Physical Science: Design Testing

Today, all of my students were early and anxious for class to start. They knew that we’d be loading up their designs with eggs, then sending them down ramps to see how they did. At the end of the hour, we had a brief, but good, discussion about what it could mean to have the “best” design and the limits of the single test we used. This discussion will provide some good groundwork for our second round of designing and building.

https://youtu.be/ubfCIJQJP-A

Physics: Free Fall Practical

Students had two tasks today. For both tasks, I assigned students roles from the University of Minnesota’s cooperative group problem-solving process. First, they did a practical on free fall. Each group was given a time, and had to place tape on a strip of acrylic so that a photogate would measure the time they drew when they dropped their acrylic.

One group's solution to the practical

One group’s solution to the practical

Once groups had tested their result, they worked on XKCD’s Substitute Problem.
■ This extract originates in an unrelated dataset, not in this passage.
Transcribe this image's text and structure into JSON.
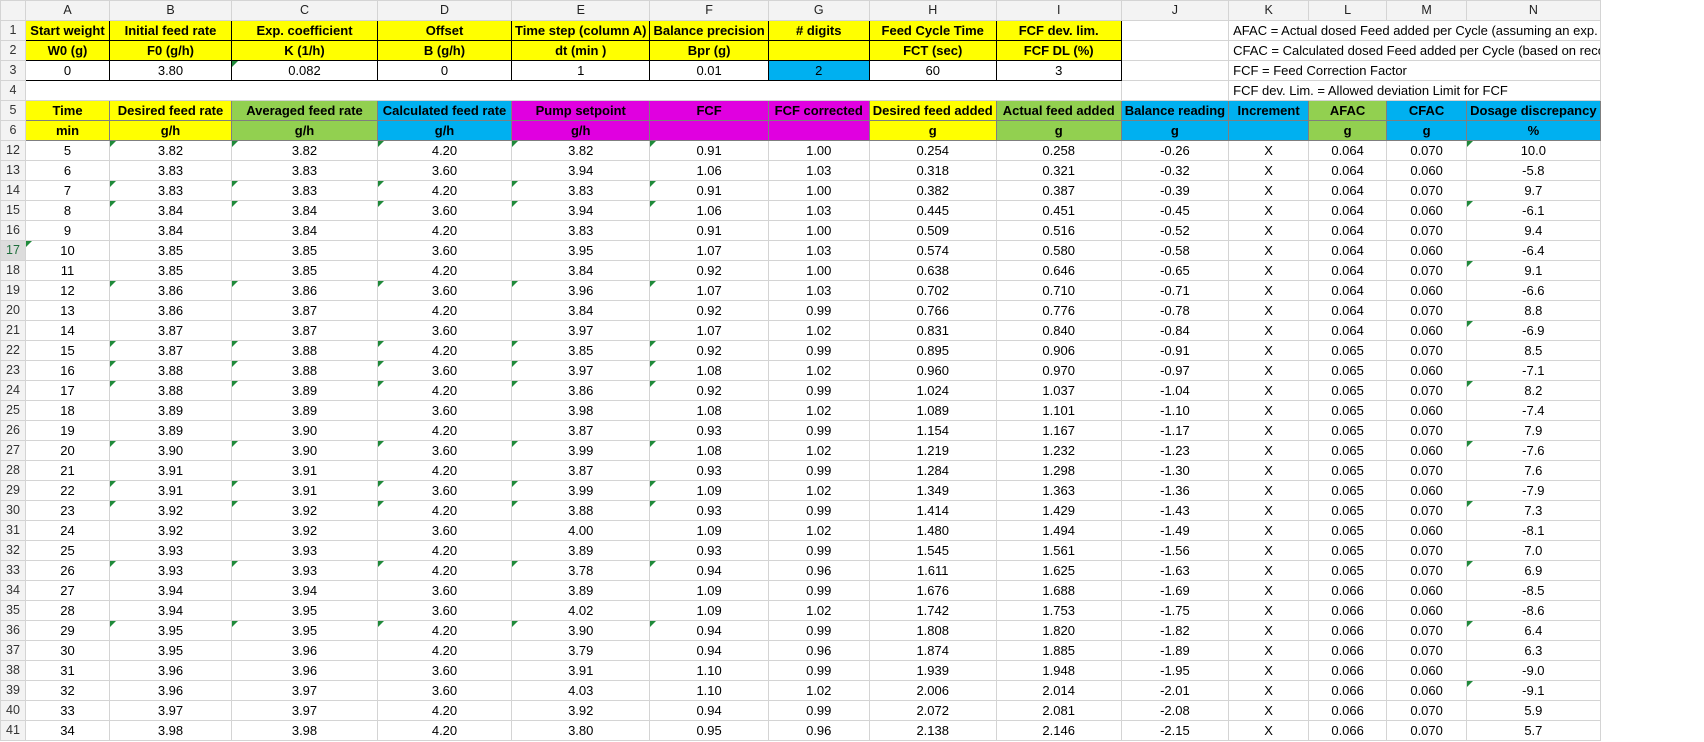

While most groups decided to chug through the algebra, there was one that used Desmos to find the intersection of the position vs. time graphs.
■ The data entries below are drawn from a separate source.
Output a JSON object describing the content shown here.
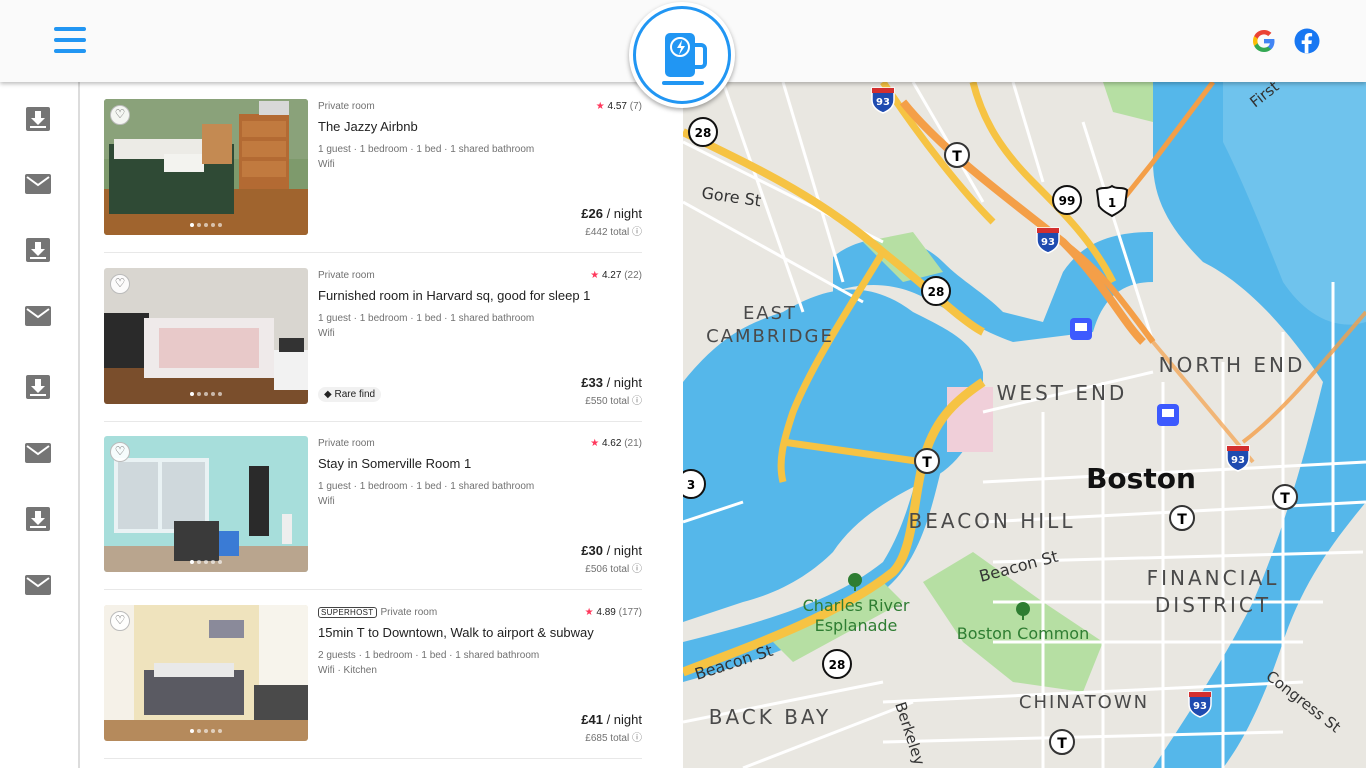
{
  "colors": {
    "accent": "#2196f3",
    "rating_star": "#ff385c",
    "water": "#55b7ea",
    "park": "#b6dfa3",
    "highway": "#f6c343"
  },
  "header": {
    "menu_icon": "hamburger-icon",
    "logo_icon": "charging-mug-icon",
    "social": [
      {
        "icon": "google-icon"
      },
      {
        "icon": "facebook-icon"
      }
    ]
  },
  "sidebar": {
    "items": [
      {
        "icon": "download-icon"
      },
      {
        "icon": "mail-icon"
      },
      {
        "icon": "download-icon"
      },
      {
        "icon": "mail-icon"
      },
      {
        "icon": "download-icon"
      },
      {
        "icon": "mail-icon"
      },
      {
        "icon": "download-icon"
      },
      {
        "icon": "mail-icon"
      }
    ]
  },
  "listings": [
    {
      "type": "Private room",
      "rating": "4.57",
      "reviews": "(7)",
      "title": "The Jazzy Airbnb",
      "details": "1 guest · 1 bedroom · 1 bed · 1 shared bathroom",
      "amenities": "Wifi",
      "price": "£26",
      "per": " / night",
      "total": "£442 total"
    },
    {
      "type": "Private room",
      "rating": "4.27",
      "reviews": "(22)",
      "title": "Furnished room in Harvard sq, good for sleep 1",
      "details": "1 guest · 1 bedroom · 1 bed · 1 shared bathroom",
      "amenities": "Wifi",
      "price": "£33",
      "per": " / night",
      "total": "£550 total",
      "badge": "Rare find"
    },
    {
      "type": "Private room",
      "rating": "4.62",
      "reviews": "(21)",
      "title": "Stay in Somerville Room 1",
      "details": "1 guest · 1 bedroom · 1 bed · 1 shared bathroom",
      "amenities": "Wifi",
      "price": "£30",
      "per": " / night",
      "total": "£506 total"
    },
    {
      "superhost": "SUPERHOST",
      "type": "Private room",
      "rating": "4.89",
      "reviews": "(177)",
      "title": "15min T to Downtown, Walk to airport & subway",
      "details": "2 guests · 1 bedroom · 1 bed · 1 shared bathroom",
      "amenities": "Wifi · Kitchen",
      "price": "£41",
      "per": " / night",
      "total": "£685 total"
    }
  ],
  "map": {
    "labels": {
      "gore_st": "Gore St",
      "east_cambridge_1": "EAST",
      "east_cambridge_2": "CAMBRIDGE",
      "west_end": "WEST END",
      "north_end": "NORTH END",
      "boston": "Boston",
      "beacon_hill": "BEACON HILL",
      "beacon_st_1": "Beacon St",
      "beacon_st_2": "Beacon St",
      "financial_1": "FINANCIAL",
      "financial_2": "DISTRICT",
      "esplanade_1": "Charles River",
      "esplanade_2": "Esplanade",
      "boston_common": "Boston Common",
      "back_bay": "BACK BAY",
      "chinatown": "CHINATOWN",
      "berkeley": "Berkeley",
      "congress_st": "Congress St",
      "first_st": "First"
    },
    "shields": {
      "i93_a": "93",
      "i93_b": "93",
      "i93_c": "93",
      "i93_d": "93",
      "r28_a": "28",
      "r28_b": "28",
      "r28_c": "28",
      "r99": "99",
      "us1": "1",
      "r3": "3"
    },
    "transit_icon": "t-station-icon",
    "train_icon": "train-icon",
    "park_icon": "tree-icon"
  }
}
One group's solution to the sub problem

One group’s solution to the sub problem

Day 2: Groupwork Norms & Buggy Lab

Physical Science: Groupwork Norms

As a follow up to yesterday’s Marshmallow Challenge, we had some discussion about the importance of mistakes and revision in building a tower, then compared that to learning science. Groups also reflected on what they did that helped them work together effectively. Those reflections lead to class-wide norms for group work. One suggestion was “Don’t copy someone else’s epic fails”; it got edited to “Learn from others’ mistakes”, but a piece of me wishes we’d kept the original wording.

Physics: Buggy Lab

Students collected data with the constant speed buggies based on the procedures groups planned yesterday. Just about every group ran into at least one issue that forced them to rethink the details of their approach. That lead to some great conversations within groups about balancing ideal data collection against what’s possible in the lab, including what makes data “good enough.”